Design/methodology/approach
Agglomerative hierarchical clustering with Ward's minimum variance linkage algorithm and model-based clustering with parameterized finite Gaussian mixture models has been implemented to achieve the respective goals. The dimension reduction (DR) technique was introduced for better visualizing clustering structure obtained from a finite mixture of Gaussian densities.
Findings
A total of 980 travellers have been clustered into 8 different interest groups according to their tourism destinations selection across East Asia based on individual social media feedback. For selecting the optimal number of clusters as well as the behaviour of the interested travellers groups, both these proposed methods have shown remarkable similarities.
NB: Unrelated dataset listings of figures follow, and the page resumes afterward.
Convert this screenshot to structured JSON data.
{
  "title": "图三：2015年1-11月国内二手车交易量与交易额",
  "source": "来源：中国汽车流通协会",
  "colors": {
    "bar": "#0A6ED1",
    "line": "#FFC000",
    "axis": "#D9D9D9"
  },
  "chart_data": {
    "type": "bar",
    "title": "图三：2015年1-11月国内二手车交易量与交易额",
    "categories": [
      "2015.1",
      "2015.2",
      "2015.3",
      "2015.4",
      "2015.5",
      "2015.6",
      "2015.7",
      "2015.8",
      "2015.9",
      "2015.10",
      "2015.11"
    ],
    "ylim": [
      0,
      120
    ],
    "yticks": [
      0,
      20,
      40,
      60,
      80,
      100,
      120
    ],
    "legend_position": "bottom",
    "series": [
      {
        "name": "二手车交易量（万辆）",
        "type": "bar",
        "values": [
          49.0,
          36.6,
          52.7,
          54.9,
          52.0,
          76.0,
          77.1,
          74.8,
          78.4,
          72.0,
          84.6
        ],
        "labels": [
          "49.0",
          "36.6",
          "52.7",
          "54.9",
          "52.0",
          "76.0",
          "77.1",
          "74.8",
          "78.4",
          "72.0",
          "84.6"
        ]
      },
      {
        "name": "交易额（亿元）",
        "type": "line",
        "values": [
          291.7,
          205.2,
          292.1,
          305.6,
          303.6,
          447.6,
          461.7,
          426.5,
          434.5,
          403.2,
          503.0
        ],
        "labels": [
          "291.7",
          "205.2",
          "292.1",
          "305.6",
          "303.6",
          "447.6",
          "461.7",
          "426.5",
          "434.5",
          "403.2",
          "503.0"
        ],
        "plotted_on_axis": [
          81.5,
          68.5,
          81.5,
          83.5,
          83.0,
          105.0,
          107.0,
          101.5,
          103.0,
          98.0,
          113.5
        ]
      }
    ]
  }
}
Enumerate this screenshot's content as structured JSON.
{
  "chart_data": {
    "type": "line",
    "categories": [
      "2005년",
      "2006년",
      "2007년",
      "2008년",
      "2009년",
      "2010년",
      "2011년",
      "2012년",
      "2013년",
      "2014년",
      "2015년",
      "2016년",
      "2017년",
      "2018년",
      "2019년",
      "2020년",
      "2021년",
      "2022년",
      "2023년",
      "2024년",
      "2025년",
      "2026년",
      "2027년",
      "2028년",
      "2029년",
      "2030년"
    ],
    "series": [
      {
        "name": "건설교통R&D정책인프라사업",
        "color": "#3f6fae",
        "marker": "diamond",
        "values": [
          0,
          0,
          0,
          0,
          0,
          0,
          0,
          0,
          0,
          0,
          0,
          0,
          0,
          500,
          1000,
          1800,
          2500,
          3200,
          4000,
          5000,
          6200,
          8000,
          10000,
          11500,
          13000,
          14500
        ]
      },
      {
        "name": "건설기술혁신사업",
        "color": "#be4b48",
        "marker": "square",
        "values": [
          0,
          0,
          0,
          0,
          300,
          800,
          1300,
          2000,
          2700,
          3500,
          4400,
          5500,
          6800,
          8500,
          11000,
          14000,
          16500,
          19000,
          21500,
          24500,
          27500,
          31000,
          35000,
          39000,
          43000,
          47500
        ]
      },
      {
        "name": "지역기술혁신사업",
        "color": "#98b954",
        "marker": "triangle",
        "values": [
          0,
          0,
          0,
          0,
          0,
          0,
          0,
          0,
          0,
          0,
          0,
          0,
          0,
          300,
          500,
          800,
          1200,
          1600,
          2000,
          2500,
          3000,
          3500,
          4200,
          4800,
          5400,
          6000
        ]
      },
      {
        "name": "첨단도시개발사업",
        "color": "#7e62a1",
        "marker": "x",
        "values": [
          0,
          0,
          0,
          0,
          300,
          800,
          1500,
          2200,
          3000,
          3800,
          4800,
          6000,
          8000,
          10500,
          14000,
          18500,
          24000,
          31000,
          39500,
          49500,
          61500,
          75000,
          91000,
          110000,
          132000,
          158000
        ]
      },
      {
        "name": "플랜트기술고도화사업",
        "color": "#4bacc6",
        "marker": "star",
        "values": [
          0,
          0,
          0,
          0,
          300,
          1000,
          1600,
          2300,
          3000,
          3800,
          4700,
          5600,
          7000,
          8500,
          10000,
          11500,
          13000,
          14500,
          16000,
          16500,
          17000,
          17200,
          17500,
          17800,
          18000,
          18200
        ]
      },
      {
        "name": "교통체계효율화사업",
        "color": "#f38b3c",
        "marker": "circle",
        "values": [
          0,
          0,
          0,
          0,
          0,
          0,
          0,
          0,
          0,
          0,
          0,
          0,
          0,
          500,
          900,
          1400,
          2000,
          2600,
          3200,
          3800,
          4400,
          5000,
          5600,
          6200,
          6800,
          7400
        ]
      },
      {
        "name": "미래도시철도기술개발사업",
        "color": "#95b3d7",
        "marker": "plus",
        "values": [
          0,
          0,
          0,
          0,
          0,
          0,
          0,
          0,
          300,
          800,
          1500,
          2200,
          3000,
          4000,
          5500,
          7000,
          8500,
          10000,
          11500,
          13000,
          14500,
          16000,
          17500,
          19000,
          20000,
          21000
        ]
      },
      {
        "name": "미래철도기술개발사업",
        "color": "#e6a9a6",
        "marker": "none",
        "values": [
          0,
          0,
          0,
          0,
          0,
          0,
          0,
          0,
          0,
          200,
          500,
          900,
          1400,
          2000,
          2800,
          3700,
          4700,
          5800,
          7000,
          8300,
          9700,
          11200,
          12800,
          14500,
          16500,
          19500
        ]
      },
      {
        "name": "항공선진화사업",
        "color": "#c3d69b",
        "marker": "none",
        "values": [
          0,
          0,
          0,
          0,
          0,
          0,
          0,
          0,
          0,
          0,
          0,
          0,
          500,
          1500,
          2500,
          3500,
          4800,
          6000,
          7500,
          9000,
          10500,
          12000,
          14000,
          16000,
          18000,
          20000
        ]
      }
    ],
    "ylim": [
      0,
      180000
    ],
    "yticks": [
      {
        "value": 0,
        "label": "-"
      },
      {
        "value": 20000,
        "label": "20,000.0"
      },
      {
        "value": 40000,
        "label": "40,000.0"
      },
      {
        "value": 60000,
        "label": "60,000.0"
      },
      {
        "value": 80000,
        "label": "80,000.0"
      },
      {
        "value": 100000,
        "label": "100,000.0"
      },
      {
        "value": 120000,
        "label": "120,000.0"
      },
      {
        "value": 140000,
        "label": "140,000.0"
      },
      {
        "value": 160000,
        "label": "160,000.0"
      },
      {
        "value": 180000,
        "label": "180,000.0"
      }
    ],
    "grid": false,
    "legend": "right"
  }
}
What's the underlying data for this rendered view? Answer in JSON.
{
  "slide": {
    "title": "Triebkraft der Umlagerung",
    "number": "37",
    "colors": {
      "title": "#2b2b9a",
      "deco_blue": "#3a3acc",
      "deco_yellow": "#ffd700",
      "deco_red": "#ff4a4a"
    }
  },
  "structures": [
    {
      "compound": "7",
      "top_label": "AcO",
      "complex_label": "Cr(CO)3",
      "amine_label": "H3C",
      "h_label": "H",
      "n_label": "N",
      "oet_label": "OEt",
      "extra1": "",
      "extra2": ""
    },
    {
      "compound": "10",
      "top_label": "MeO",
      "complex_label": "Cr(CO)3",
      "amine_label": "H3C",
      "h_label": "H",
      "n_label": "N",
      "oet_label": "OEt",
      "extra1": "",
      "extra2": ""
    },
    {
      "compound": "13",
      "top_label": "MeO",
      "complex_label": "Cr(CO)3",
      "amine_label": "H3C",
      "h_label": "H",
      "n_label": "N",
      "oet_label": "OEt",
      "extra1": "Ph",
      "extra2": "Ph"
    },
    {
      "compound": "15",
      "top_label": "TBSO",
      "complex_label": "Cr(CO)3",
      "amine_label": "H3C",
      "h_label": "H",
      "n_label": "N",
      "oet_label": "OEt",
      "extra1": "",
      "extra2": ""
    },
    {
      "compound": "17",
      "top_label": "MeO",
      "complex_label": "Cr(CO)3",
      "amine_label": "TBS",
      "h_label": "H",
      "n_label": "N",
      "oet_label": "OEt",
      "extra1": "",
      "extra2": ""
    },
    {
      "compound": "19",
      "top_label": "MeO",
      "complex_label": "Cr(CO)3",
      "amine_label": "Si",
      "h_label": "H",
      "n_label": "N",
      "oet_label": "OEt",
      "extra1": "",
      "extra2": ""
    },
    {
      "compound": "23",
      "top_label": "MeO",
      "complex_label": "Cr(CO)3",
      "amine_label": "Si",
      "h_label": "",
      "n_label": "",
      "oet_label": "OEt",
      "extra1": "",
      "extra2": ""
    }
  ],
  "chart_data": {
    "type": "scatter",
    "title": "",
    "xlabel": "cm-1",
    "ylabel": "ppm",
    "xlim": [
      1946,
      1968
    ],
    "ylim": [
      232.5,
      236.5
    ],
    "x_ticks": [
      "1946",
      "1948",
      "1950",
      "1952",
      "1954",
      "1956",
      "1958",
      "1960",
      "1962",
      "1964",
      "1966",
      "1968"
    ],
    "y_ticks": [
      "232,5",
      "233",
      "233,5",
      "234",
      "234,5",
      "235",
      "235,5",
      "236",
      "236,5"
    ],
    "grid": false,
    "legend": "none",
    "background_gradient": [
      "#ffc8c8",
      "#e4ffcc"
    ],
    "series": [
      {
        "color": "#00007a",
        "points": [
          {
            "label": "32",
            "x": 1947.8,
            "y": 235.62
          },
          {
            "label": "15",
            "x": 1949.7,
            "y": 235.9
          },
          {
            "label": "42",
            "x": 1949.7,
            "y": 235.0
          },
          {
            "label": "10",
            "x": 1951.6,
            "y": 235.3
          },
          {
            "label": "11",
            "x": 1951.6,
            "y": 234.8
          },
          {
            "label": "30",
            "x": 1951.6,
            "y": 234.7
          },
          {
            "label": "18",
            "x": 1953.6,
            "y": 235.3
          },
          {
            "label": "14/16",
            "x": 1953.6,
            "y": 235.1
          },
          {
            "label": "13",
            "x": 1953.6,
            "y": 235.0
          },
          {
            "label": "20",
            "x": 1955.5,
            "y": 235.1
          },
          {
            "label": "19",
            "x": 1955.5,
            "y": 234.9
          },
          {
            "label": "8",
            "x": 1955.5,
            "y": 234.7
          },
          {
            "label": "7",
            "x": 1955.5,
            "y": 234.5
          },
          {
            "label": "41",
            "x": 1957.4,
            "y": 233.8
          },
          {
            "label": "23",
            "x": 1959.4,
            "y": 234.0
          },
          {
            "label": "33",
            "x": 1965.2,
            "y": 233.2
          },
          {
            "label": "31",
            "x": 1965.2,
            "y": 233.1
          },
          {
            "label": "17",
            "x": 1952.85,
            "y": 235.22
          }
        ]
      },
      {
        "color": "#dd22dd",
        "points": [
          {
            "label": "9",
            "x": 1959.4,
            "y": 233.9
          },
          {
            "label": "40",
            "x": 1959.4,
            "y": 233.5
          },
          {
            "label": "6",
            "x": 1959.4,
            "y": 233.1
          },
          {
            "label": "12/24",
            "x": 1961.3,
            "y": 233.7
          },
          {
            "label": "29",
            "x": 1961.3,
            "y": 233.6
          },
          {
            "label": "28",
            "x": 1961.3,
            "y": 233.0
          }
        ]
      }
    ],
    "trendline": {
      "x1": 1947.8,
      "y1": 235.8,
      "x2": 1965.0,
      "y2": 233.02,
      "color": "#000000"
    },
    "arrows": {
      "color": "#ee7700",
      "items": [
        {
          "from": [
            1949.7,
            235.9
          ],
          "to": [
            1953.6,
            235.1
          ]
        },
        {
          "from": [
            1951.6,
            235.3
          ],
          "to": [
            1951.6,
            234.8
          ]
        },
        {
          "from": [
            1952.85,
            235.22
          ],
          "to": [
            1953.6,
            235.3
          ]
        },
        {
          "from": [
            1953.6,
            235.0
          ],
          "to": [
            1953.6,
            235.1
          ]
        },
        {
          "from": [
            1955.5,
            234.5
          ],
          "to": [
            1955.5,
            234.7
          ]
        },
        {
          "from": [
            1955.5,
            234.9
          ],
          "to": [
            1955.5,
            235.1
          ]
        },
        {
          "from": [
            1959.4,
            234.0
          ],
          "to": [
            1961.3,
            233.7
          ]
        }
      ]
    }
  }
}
DR technique ensures the reduction in dimensionality with seven directions, of which the first two directions explained 95% of total variability.
Practical implications
Tourism organizations focus on marketing efforts to promote the most attractive benefits to the clusters of travellers. By segmenting travellers of East Asia into homogeneous groups, it is feasible to choose a similar area to test different marketing techniques. Finally, it can be identified to which segments, new respondents or potential clients belong; consequently, the tourism organizations can design the tour packages.
Originality/value
The study has uniqueness in two aspects. Firstly, the study empirically revealed tourists' experience and behavioural intention to select tourism destinations and secondly, it finds quantifiable insights into the tourism phenomenon in East Asia, which helps tourism organizations to understand the buying behaviours of tourists' segments. Finally, the application of clustering algorithms to achieve the purpose of this study and the findings are very new in the literature on tourism, to understand the tourist behaviour towards destination selection based on social media reviews.